Mind the Gap

Overcoming Information Failure With Real Estate Assets

How Organizations Can Excel by Overcoming Information Failure in Management of Real Estate Assets

Today, Every Organization Is A Real Estate Organization

In a simpler era, companies and institutions viewed their real estate as assets to support operations. Only those organizations focused on the property business actively tried to generate value and risk appropriate returns from buildings and similar assets.

Fast forward to today. An accelerated and volatile operating environment requires organizations to manage real estate for strategic advantage, even if property does not constitute their raison d’être. Yet real estate, more than virtually any other domain of organizational activity, is vulnerable to information failure. The concept of information failure comes from economics and describes when inaccurate, incomplete, uncertain or misunderstood data can lead to suboptimal decisions and incorrect assessment of risk.

As pressures mount, organizations are realizing to an extent never before that information failure in real estate creates significant and often hidden costs. Solutions have been elusive, but advances in technology offer new potential.

While the London Underground famously warns us to “mind the gap,” organizations now have tools to mine the gaps in data, gaining a full view and overcoming information failure. By integrating financial and operating information for fixed assets, organizations can make smarter decisions, minimize risk, optimize capital deployment and improve performance.

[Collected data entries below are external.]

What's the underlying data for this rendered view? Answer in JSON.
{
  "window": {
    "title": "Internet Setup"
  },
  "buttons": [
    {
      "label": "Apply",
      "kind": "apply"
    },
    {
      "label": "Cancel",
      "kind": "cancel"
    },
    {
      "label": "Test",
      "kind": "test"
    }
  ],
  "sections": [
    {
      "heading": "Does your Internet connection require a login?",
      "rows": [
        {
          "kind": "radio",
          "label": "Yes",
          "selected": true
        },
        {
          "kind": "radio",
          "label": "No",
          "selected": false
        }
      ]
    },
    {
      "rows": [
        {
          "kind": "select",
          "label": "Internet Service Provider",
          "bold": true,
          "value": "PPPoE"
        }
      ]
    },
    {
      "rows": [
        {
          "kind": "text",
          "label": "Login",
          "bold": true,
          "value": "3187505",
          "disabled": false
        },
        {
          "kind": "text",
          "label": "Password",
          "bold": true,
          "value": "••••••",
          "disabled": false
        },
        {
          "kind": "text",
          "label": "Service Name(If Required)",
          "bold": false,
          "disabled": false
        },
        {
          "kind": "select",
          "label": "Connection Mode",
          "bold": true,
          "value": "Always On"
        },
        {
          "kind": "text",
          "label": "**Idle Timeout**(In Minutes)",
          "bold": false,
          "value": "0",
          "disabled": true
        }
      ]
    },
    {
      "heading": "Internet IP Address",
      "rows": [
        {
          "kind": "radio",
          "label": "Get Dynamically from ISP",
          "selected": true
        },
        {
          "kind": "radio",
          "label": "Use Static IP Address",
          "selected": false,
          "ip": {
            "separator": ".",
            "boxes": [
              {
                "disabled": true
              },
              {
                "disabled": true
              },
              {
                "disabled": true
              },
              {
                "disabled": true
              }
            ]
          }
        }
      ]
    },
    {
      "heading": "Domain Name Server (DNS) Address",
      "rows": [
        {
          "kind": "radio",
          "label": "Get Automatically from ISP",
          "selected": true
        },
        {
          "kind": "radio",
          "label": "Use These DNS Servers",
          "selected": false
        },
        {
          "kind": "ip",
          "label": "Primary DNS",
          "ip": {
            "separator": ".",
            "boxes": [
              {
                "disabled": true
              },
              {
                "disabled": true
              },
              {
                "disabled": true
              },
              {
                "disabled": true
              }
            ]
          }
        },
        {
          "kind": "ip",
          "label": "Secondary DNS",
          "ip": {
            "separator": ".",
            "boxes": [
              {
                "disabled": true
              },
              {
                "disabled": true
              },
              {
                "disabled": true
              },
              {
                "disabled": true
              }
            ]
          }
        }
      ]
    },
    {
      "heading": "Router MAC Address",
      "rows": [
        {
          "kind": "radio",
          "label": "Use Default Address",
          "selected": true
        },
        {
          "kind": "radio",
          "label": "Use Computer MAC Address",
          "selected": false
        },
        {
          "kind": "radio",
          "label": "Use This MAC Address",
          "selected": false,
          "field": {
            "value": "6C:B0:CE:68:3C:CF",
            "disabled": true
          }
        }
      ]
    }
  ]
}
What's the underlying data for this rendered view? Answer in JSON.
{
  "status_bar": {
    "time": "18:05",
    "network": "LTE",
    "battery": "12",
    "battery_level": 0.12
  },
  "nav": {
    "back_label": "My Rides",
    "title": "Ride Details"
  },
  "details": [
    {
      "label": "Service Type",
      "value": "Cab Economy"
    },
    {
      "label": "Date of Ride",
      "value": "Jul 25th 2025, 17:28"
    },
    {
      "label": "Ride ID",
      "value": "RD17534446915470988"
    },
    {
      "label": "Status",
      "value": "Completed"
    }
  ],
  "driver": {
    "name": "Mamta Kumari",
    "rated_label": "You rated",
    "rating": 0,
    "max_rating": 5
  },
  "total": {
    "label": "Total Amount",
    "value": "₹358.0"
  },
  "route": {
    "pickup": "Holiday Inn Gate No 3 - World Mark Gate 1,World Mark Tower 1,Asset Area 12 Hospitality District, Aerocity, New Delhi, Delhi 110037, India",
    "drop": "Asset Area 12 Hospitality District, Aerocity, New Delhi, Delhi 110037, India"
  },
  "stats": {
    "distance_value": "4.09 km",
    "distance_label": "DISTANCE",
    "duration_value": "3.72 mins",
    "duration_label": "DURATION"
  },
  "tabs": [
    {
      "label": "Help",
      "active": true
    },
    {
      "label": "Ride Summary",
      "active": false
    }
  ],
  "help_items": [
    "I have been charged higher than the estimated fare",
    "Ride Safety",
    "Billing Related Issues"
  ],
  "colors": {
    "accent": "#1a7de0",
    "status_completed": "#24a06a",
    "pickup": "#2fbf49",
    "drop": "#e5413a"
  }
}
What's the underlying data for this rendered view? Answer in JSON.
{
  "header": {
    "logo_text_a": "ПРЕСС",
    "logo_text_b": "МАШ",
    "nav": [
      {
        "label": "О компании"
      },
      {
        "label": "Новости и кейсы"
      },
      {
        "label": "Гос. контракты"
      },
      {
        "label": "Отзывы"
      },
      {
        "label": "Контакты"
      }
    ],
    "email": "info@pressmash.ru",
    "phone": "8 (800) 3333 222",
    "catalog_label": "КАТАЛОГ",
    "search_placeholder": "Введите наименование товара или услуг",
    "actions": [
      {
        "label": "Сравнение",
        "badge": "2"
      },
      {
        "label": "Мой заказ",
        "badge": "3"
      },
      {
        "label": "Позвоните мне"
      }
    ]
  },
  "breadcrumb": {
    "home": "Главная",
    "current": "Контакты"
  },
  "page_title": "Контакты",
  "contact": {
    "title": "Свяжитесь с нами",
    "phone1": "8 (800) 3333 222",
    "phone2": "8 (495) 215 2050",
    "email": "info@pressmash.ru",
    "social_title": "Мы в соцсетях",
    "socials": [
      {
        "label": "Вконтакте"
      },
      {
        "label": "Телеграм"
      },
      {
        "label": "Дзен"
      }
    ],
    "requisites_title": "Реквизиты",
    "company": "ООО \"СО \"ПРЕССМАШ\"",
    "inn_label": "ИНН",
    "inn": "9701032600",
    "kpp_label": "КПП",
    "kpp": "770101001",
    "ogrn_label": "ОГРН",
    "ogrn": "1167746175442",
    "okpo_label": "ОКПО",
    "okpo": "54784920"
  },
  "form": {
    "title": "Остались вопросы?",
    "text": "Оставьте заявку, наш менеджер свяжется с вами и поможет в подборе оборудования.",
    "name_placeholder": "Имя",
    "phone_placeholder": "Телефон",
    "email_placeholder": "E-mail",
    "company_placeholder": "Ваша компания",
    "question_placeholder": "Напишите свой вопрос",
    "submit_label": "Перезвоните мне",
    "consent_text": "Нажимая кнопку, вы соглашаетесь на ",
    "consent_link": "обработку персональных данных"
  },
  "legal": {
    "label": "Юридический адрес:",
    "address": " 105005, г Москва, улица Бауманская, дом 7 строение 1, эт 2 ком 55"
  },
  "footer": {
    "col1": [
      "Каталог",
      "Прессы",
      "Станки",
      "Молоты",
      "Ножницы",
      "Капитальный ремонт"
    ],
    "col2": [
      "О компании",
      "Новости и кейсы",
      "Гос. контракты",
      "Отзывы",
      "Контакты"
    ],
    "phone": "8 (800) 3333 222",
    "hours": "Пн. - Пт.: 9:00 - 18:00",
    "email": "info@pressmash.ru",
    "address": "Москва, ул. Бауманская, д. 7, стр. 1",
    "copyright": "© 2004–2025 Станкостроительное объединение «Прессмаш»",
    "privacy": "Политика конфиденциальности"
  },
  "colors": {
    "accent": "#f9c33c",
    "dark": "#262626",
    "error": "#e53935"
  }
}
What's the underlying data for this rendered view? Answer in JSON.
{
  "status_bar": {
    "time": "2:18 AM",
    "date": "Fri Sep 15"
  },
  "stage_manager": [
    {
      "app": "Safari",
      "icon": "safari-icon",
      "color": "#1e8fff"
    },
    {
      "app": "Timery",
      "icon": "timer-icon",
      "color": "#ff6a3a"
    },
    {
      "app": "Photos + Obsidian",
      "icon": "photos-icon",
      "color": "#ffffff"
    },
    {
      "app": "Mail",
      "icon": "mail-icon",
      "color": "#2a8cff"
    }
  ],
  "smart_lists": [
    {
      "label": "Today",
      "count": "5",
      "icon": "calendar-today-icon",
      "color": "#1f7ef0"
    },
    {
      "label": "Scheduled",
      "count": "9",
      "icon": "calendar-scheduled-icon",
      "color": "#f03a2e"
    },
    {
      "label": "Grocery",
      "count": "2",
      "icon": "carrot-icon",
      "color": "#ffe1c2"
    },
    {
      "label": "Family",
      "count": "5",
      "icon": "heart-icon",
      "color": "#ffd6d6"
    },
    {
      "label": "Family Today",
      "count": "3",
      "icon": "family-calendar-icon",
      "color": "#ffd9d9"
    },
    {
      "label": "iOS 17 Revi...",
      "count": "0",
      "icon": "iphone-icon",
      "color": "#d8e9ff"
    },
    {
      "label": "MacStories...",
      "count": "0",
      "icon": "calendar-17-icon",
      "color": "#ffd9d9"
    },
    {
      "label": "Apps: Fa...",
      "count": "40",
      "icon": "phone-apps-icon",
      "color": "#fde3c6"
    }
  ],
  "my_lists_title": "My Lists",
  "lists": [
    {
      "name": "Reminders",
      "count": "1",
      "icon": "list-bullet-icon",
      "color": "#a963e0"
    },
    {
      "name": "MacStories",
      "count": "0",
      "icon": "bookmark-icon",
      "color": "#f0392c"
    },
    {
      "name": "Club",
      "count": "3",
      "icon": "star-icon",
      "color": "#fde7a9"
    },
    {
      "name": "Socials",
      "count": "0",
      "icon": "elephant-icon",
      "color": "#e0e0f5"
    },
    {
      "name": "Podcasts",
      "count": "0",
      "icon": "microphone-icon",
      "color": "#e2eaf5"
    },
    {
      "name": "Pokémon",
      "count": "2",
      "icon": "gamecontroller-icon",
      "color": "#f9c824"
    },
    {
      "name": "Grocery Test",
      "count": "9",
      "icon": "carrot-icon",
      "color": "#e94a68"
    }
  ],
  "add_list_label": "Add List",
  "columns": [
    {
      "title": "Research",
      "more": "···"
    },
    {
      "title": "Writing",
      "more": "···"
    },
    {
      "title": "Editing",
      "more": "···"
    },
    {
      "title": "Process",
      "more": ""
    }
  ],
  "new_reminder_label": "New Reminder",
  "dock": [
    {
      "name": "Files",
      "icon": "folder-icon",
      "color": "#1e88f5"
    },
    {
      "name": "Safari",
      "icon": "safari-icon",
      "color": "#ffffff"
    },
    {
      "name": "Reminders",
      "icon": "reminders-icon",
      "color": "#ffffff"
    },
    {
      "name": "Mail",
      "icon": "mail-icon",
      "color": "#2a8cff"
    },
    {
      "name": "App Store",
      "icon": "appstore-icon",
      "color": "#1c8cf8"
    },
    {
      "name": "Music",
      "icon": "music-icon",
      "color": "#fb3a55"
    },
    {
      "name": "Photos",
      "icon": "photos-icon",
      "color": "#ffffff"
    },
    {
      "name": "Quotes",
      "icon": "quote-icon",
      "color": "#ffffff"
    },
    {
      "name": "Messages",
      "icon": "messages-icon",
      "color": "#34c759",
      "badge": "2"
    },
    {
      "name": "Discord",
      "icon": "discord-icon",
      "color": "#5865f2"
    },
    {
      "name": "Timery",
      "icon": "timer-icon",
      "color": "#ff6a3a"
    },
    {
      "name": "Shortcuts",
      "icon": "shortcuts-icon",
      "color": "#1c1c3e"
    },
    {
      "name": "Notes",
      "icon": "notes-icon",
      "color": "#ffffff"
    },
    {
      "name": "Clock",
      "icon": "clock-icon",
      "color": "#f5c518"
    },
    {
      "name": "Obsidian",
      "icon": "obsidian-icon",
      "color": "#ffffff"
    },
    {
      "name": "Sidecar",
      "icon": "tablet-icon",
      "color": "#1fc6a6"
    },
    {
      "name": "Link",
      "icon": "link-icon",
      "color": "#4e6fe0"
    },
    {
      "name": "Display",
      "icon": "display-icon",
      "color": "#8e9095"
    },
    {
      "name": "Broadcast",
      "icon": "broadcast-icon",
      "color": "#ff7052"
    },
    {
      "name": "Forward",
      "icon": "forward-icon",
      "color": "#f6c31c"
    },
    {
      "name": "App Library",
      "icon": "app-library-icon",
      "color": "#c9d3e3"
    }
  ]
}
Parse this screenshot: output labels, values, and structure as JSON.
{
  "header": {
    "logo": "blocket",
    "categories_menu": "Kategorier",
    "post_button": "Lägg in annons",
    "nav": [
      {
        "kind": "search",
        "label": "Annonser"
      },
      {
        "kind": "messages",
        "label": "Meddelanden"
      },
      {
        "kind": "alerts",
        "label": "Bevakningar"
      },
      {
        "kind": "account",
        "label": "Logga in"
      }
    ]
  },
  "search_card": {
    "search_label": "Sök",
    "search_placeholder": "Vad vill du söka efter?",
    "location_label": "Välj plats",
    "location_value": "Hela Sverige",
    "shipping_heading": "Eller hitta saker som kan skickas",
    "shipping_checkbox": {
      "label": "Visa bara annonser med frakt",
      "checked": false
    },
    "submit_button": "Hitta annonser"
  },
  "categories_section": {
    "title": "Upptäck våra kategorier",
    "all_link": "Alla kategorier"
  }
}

In this white paper, we will explore the changing environment for real estate decision-making, the causes of information failure, evolution of solutions to this problem and the hallmarks of organizations that are leaders in “mining the gap.”

We will cover:

  • How value creation has become a driving focus for chief financial officers and requires an understanding of both strategic and operational performance.
  • How information failure is a vulnerability of traditional approaches to real estate assets. Financial managers are handicapped by ledger-driven systems that provide information on real estate costs without a complete context of operational or strategic information.
  • Overcoming information failure requires flexible technology capable of a) aggregating diverse information including operational data and data derived from plans, maps, drawings, spatial and geographic sources, b) placing them within the context of related disciplines such as asset lifecycle, lease management and compliance and c) extracting insights in a form and language familiar to stakeholders in different disciplines within an organization.